Spinal dysraphisms (SDs) are classically divided in open (Open SDs) if neural tissue is exposed to the environment and closed (Closed SDs) if the neural tissue is covered by skin.
Open SDs include myelomeningocele (98.8% of the cases), myelocele, hemimyelomeningocele and hemimyelocele.
Closed SDs may present with subcutaneous mass, without subcutaneous mass and as complex dysraphic state. Closed SDs with subcutaneous mass include lipomas with dural defect, lipomyelocele, lipomyelomeningocele, terminal myelocystocele and meningocele. Closed SDs without subcutaneous mass include intradural lipoma, filum lipoma, tight filum terminale, persistent terminal ventricle and dermal sinus tract.

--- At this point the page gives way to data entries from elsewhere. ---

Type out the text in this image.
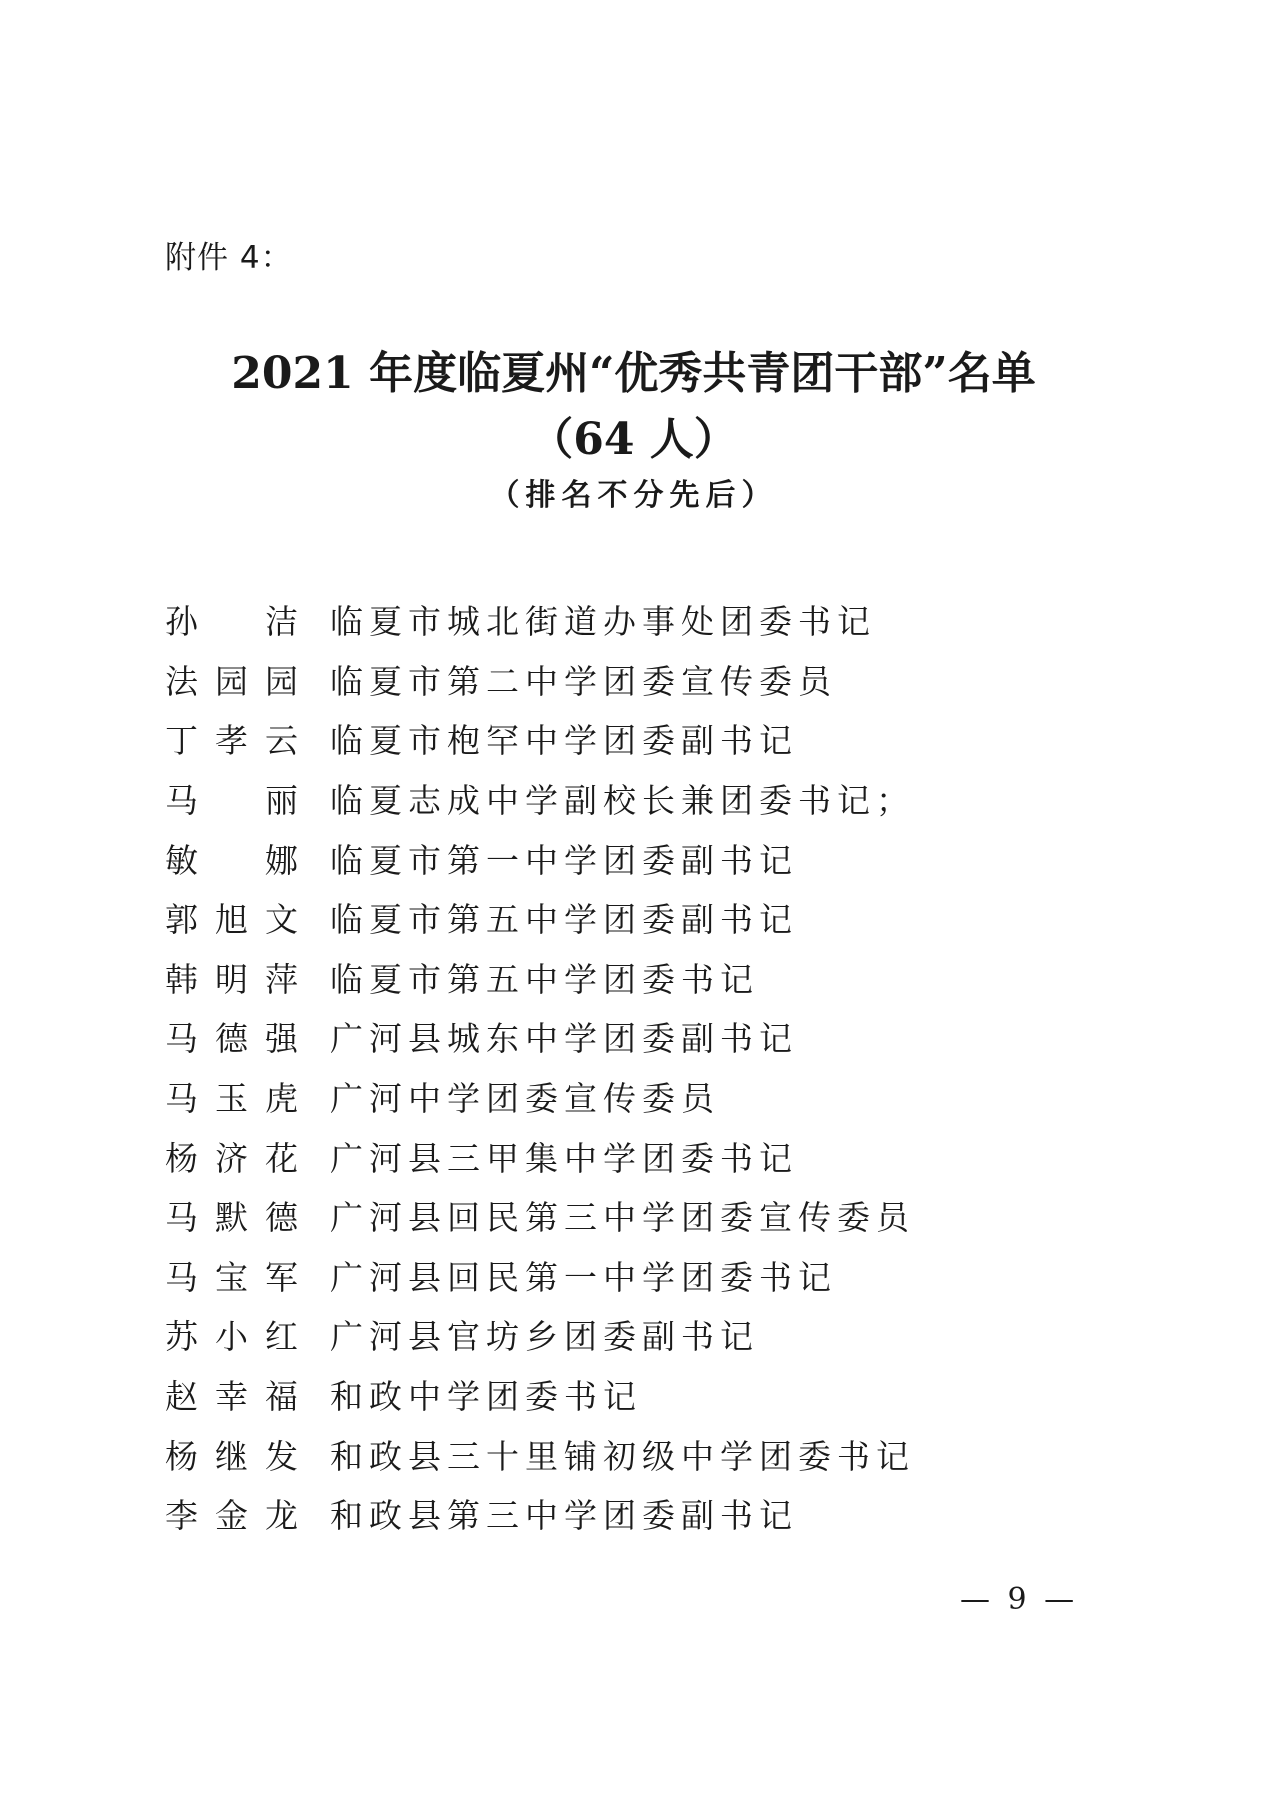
附件 4：
2021 年度临夏州“优秀共青团干部”名单
（64 人）
（排名不分先后）
孙 洁 临夏市城北街道办事处团委书记
法 园 园 临夏市第二中学团委宣传委员
丁 孝 云 临夏市枹罕中学团委副书记
马 丽 临夏志成中学副校长兼团委书记；
敏 娜 临夏市第一中学团委副书记
郭 旭 文 临夏市第五中学团委副书记
韩 明 萍 临夏市第五中学团委书记
马 德 强 广河县城东中学团委副书记
马 玉 虎 广河中学团委宣传委员
杨 济 花 广河县三甲集中学团委书记
马 默 德 广河县回民第三中学团委宣传委员
马 宝 军 广河县回民第一中学团委书记
苏 小 红 广河县官坊乡团委副书记
赵 幸 福 和政中学团委书记
杨 继 发 和政县三十里铺初级中学团委书记
李 金 龙 和政县第三中学团委副书记
— 9 —
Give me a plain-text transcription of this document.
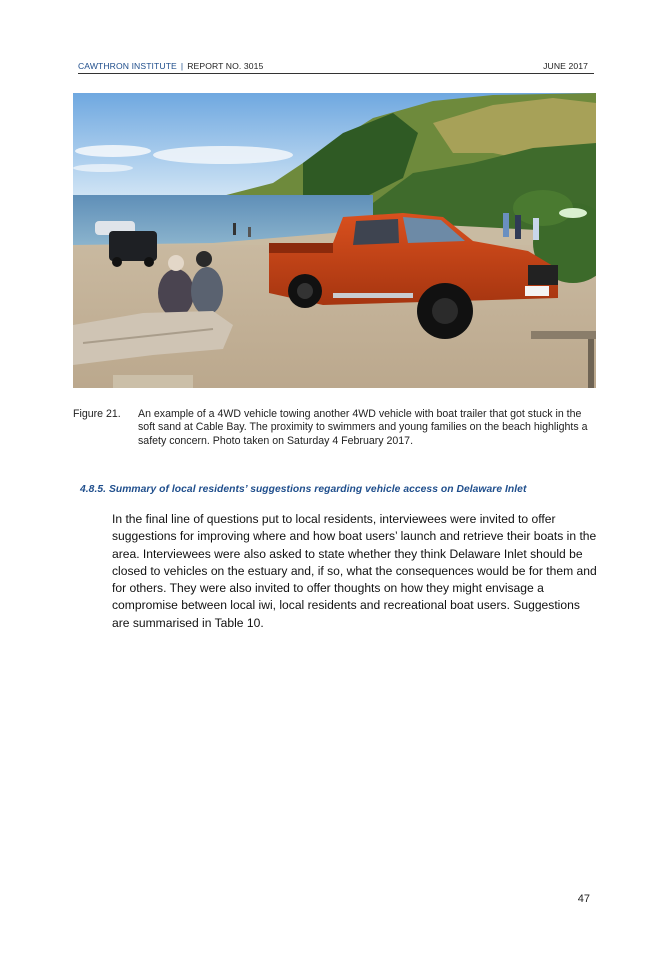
CAWTHRON INSTITUTE | REPORT NO. 3015	JUNE 2017
Figure 21. An example of a 4WD vehicle towing another 4WD vehicle with boat trailer that got stuck in the soft sand at Cable Bay. The proximity to swimmers and young families on the beach highlights a safety concern. Photo taken on Saturday 4 February 2017.
4.8.5. Summary of local residents’ suggestions regarding vehicle access on Delaware Inlet
In the final line of questions put to local residents, interviewees were invited to offer suggestions for improving where and how boat users’ launch and retrieve their boats in the area. Interviewees were also asked to state whether they think Delaware Inlet should be closed to vehicles on the estuary and, if so, what the consequences would be for them and for others. They were also invited to offer thoughts on how they might envisage a compromise between local iwi, local residents and recreational boat users. Suggestions are summarised in Table 10.
47
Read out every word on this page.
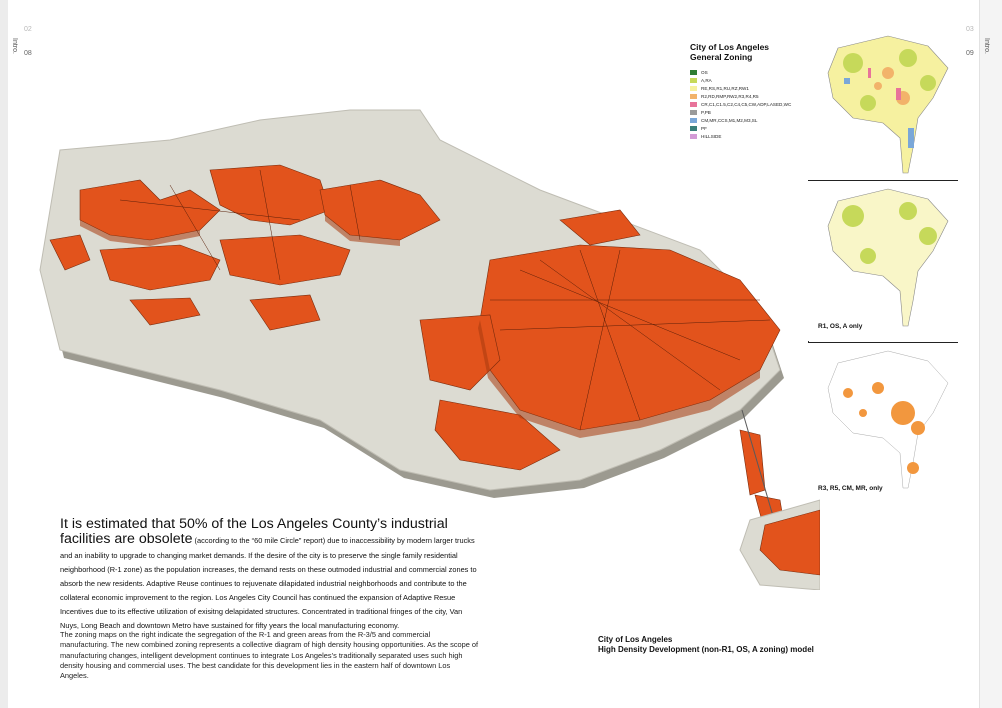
02
Intro. 08
03
Intro.
09
R1, OS, A only
R3, R5, CM, MR, only
City of Los Angeles
General Zoning
OS
A,RA
RE,RS,R1,RU,RZ,RW1
R2,RD,RMP,RW2,R3,R4,R5
CR,C1,C1.5,C2,C4,C5,CW,ADP,LASED,WC
P,PB
CM,MR,CCS,M1,M2,M3,SL
PF
HILLSIDE
It is estimated that 50% of the Los Angeles County’s industrial facilities are obsolete (according to the “60 mile Circle” report) due to inaccessibility by modern larger trucks and an inability to upgrade to changing market demands. If the desire of the city is to preserve the single family residential neighborhood (R-1 zone) as the population increases, the demand rests on these outmoded industrial and commercial zones to absorb the new residents. Adaptive Reuse continues to rejuvenate dilapidated industrial neighborhoods and contribute to the collateral economic improvement to the region. Los Angeles City Council has continued the expansion of Adaptive Resue Incentives due to its effective utilization of exisitng delapidated structures. Concentrated in traditional fringes of the city, Van Nuys, Long Beach and downtown Metro have sustained for fifty years the local manufacturing economy.

The zoning maps on the right indicate the segregation of the R-1 and green areas from the R-3/5 and commercial manufacturing. The new combined zoning represents a collective diagram of high density housing opportunities. As the scope of manufacturing changes, intelligent development continues to integrate Los Angeles’s traditionally separated uses such high density housing and commercial uses. The best candidate for this development lies in the eastern half of downtown Los Angeles.

City of Los Angeles
High Density Development (non-R1, OS, A zoning) model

Complex dysraphic states are disorders of midline notochordal integration (such as dorsal enteric fistula, neurenteric cysts, and diastematomyelia) and disorders of notochordal formation, such as caudal agenesis and segmental spinal dysgenesis.
MRI is vital to diagnose these lesions and delineate their anatomy, helping in classification, treatment planning, parent counseling, and follow-up. [1, 4]
This is a rare case of a lipomyelomeningocele with a terminal myelocystocele. Lipomyelomeningocele: Lipo (lipoma/fat), Myelo (neural tissue), Meningo (meninges) Cele (herniation). Myelocistocele: herniation of large terminal ventricle into a posterior meningocele.